The Guardian view on trade unions: needed as much as ever | Editorial
In a low-wage, exploitative economy, workers still need help and support, but not the way they used to
There is little to be said for the strike stopping some customers getting their Christmas presents in the post, nor the ones threatened by British Airways cabin staff and baggage handlers at many of the UK’s airports that threaten long-planned festive breaks, nor for the long-running dispute that is making the lives of commuters in parts of south-east England so miserable. But they are not the start of a wild-eyed workers’ insurgency, as some overexcited reports have suggested in the past few days. Nor, whether or not they achieve their legitimate aim of protecting their members’ interests, are they helping the wider trade union movement to find a new relevance and authority as membership declines in a rapidly changing economy.

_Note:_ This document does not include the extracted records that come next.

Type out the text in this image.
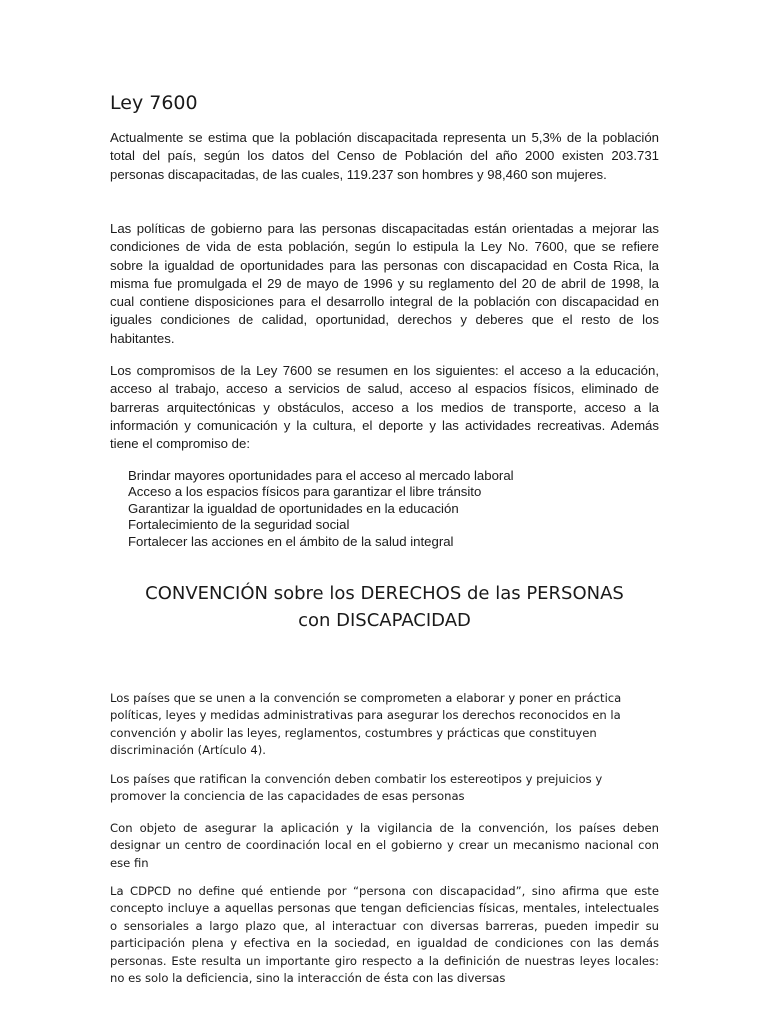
Ley 7600

Actualmente se estima que la población discapacitada representa un 5,3% de la población total del país, según los datos del Censo de Población del año 2000 existen 203.731 personas discapacitadas, de las cuales, 119.237 son hombres y 98,460 son mujeres.

Las políticas de gobierno para las personas discapacitadas están orientadas a mejorar las condiciones de vida de esta población, según lo estipula la Ley No. 7600, que se refiere sobre la igualdad de oportunidades para las personas con discapacidad en Costa Rica, la misma fue promulgada el 29 de mayo de 1996 y su reglamento del 20 de abril de 1998, la cual contiene disposiciones para el desarrollo integral de la población con discapacidad en iguales condiciones de calidad, oportunidad, derechos y deberes que el resto de los habitantes.

Los compromisos de la Ley 7600 se resumen en los siguientes: el acceso a la educación, acceso al trabajo, acceso a servicios de salud, acceso al espacios físicos, eliminado de barreras arquitectónicas y obstáculos, acceso a los medios de transporte, acceso a la información y comunicación y la cultura, el deporte y las actividades recreativas. Además tiene el compromiso de:

Brindar mayores oportunidades para el acceso al mercado laboral
Acceso a los espacios físicos para garantizar el libre tránsito
Garantizar la igualdad de oportunidades en la educación
Fortalecimiento de la seguridad social
Fortalecer las acciones en el ámbito de la salud integral
CONVENCIÓN sobre los DERECHOS de las PERSONAS
con DISCAPACIDAD

Los países que se unen a la convención se comprometen a elaborar y poner en práctica políticas, leyes y medidas administrativas para asegurar los derechos reconocidos en la convención y abolir las leyes, reglamentos, costumbres y prácticas que constituyen discriminación (Artículo 4).

Los países que ratifican la convención deben combatir los estereotipos y prejuicios y promover la conciencia de las capacidades de esas personas

Con objeto de asegurar la aplicación y la vigilancia de la convención, los países deben designar un centro de coordinación local en el gobierno y crear un mecanismo nacional con ese fin

La CDPCD no define qué entiende por “persona con discapacidad”, sino afirma que este concepto incluye a aquellas personas que tengan deficiencias físicas, mentales, intelectuales o sensoriales a largo plazo que, al interactuar con diversas barreras, pueden impedir su participación plena y efectiva en la sociedad, en igualdad de condiciones con las demás personas. Este resulta un importante giro respecto a la definición de nuestras leyes locales: no es solo la deficiencia, sino la interacción de ésta con las diversas
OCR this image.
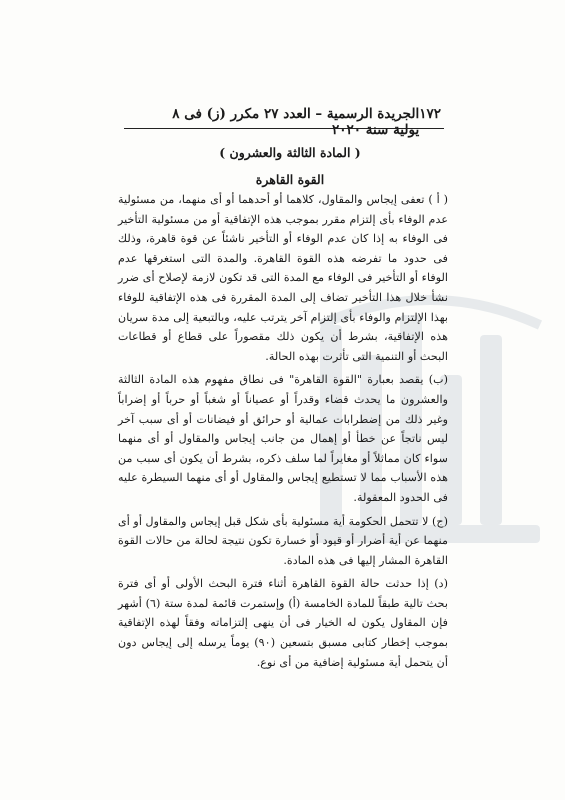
١٧٢
الجريدة الرسمية – العدد ٢٧ مكرر (ز) فى ٨ يولية سنة ٢٠٢٠
( المادة الثالثة والعشرون )
القوة القاهرة

( أ ) تعفى إيجاس والمقاول، كلاهما أو أحدهما أو أى منهما، من مسئولية عدم الوفاء بأى إلتزام مقرر بموجب هذه الإتفاقية أو من مسئولية التأخير فى الوفاء به إذا كان عدم الوفاء أو التأخير ناشئاً عن قوة قاهرة، وذلك فى حدود ما تفرضه هذه القوة القاهرة. والمدة التى استغرقها عدم الوفاء أو التأخير فى الوفاء مع المدة التى قد تكون لازمة لإصلاح أى ضرر نشأ خلال هذا التأخير تضاف إلى المدة المقررة فى هذه الإتفاقية للوفاء بهذا الإلتزام والوفاء بأى إلتزام آخر يترتب عليه، وبالتبعية إلى مدة سريان هذه الإتفاقية، بشرط أن يكون ذلك مقصوراً على قطاع أو قطاعات البحث أو التنمية التى تأثرت بهذه الحالة.

(ب) يقصد بعبارة "القوة القاهرة" فى نطاق مفهوم هذه المادة الثالثة والعشرون ما يحدث قضاء وقدراً أو عصياناً أو شغباً أو حرباً أو إضراباً وغير ذلك من إضطرابات عمالية أو حرائق أو فيضانات أو أى سبب آخر ليس ناتجاً عن خطأ أو إهمال من جانب إيجاس والمقاول أو أى منهما سواء كان مماثلاً أو مغايراً لما سلف ذكره، بشرط أن يكون أى سبب من هذه الأسباب مما لا تستطيع إيجاس والمقاول أو أى منهما السيطرة عليه فى الحدود المعقولة.

(ج) لا تتحمل الحكومة أية مسئولية بأى شكل قبل إيجاس والمقاول أو أى منهما عن أية أضرار أو قيود أو خسارة تكون نتيجة لحالة من حالات القوة القاهرة المشار إليها فى هذه المادة.

(د) إذا حدثت حالة القوة القاهرة أثناء فترة البحث الأولى أو أى فترة بحث تالية طبقاً للمادة الخامسة (أ) وإستمرت قائمة لمدة ستة (٦) أشهر فإن المقاول يكون له الخيار فى أن ينهى إلتزاماته وفقاً لهذه الإتفاقية بموجب إخطار كتابى مسبق بتسعين (٩٠) يوماً يرسله إلى إيجاس دون أن يتحمل أية مسئولية إضافية من أى نوع.
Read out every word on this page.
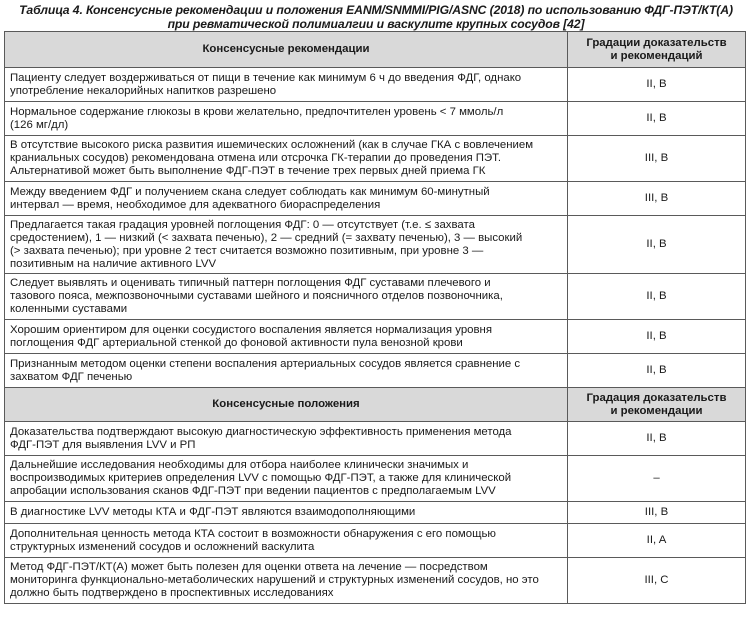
Таблица 4. Консенсусные рекомендации и положения EANM/SNMMI/PIG/ASNC (2018) по использованию ФДГ-ПЭТ/КТ(А)
при ревматической полимиалгии и васкулите крупных сосудов [42]
Консенсусные рекомендации	Градации доказательств
и рекомендаций

Пациенту следует воздерживаться от пищи в течение как минимум 6 ч до введения ФДГ, однако
употребление некалорийных напитков разрешено	II, B

Нормальное содержание глюкозы в крови желательно, предпочтителен уровень < 7 ммоль/л
(126 мг/дл)	II, B

В отсутствие высокого риска развития ишемических осложнений (как в случае ГКА с вовлечением
краниальных сосудов) рекомендована отмена или отсрочка ГК-терапии до проведения ПЭТ.
Альтернативой может быть выполнение ФДГ-ПЭТ в течение трех первых дней приема ГК	III, B

Между введением ФДГ и получением скана следует соблюдать как минимум 60-минутный
интервал — время, необходимое для адекватного биораспределения	III, B

Предлагается такая градация уровней поглощения ФДГ: 0 — отсутствует (т.е. ≤ захвата
средостением), 1 — низкий (< захвата печенью), 2 — средний (= захвату печенью), 3 — высокий
(> захвата печенью); при уровне 2 тест считается возможно позитивным, при уровне 3 —
позитивным на наличие активного LVV	II, B

Следует выявлять и оценивать типичный паттерн поглощения ФДГ суставами плечевого и
тазового пояса, межпозвоночными суставами шейного и поясничного отделов позвоночника,
коленными суставами	II, B

Хорошим ориентиром для оценки сосудистого воспаления является нормализация уровня
поглощения ФДГ артериальной стенкой до фоновой активности пула венозной крови	II, B

Признанным методом оценки степени воспаления артериальных сосудов является сравнение с
захватом ФДГ печенью	II, B
Консенсусные положения	Градация доказательств
и рекомендации

Доказательства подтверждают высокую диагностическую эффективность применения метода
ФДГ-ПЭТ для выявления LVV и РП	II, B

Дальнейшие исследования необходимы для отбора наиболее клинически значимых и
воспроизводимых критериев определения LVV с помощью ФДГ-ПЭТ, а также для клинической
апробации использования сканов ФДГ-ПЭТ при ведении пациентов с предполагаемым LVV	–

В диагностике LVV методы КТА и ФДГ-ПЭТ являются взаимодополняющими	III, B

Дополнительная ценность метода КТА состоит в возможности обнаружения с его помощью
структурных изменений сосудов и осложнений васкулита	II, A

Метод ФДГ-ПЭТ/КТ(А) может быть полезен для оценки ответа на лечение — посредством
мониторинга функционально-метаболических нарушений и структурных изменений сосудов, но это
должно быть подтверждено в проспективных исследованиях	III, C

There will possibly be a third more days lost to strikes in 2016 than in 2015. But last year was exceptionally peaceful on the industrial front, the most peaceful since 2005. The total of lost days for 2016 is still historically low. The point of this unnecessary row is that in some quarters, although it would seem not in Downing Street, there is still an appetite for more union-bashing laws. Some backbenchers hanker after the ultimate objective of the anti-union right since the Trade Disputes Act of 1906 reversed the Taff Vale judgment, removing trade union immunity from damages – thus effectively making industrial action impossible. This is daft on every front, not least because there would be no majority for it in parliament; the government was forced to make serial concessions on the trade union act, which is due to come into force next March. It already significantly narrows the possibilities of a strike by requiring not only a majority in favour of strike action, but a turnout of at least 50% of those entitled to vote. If parliament approves more regulations next month, it will also ban strike action in “important public services”, including the railways, unless it is backed by more than 40% of those entitled to vote.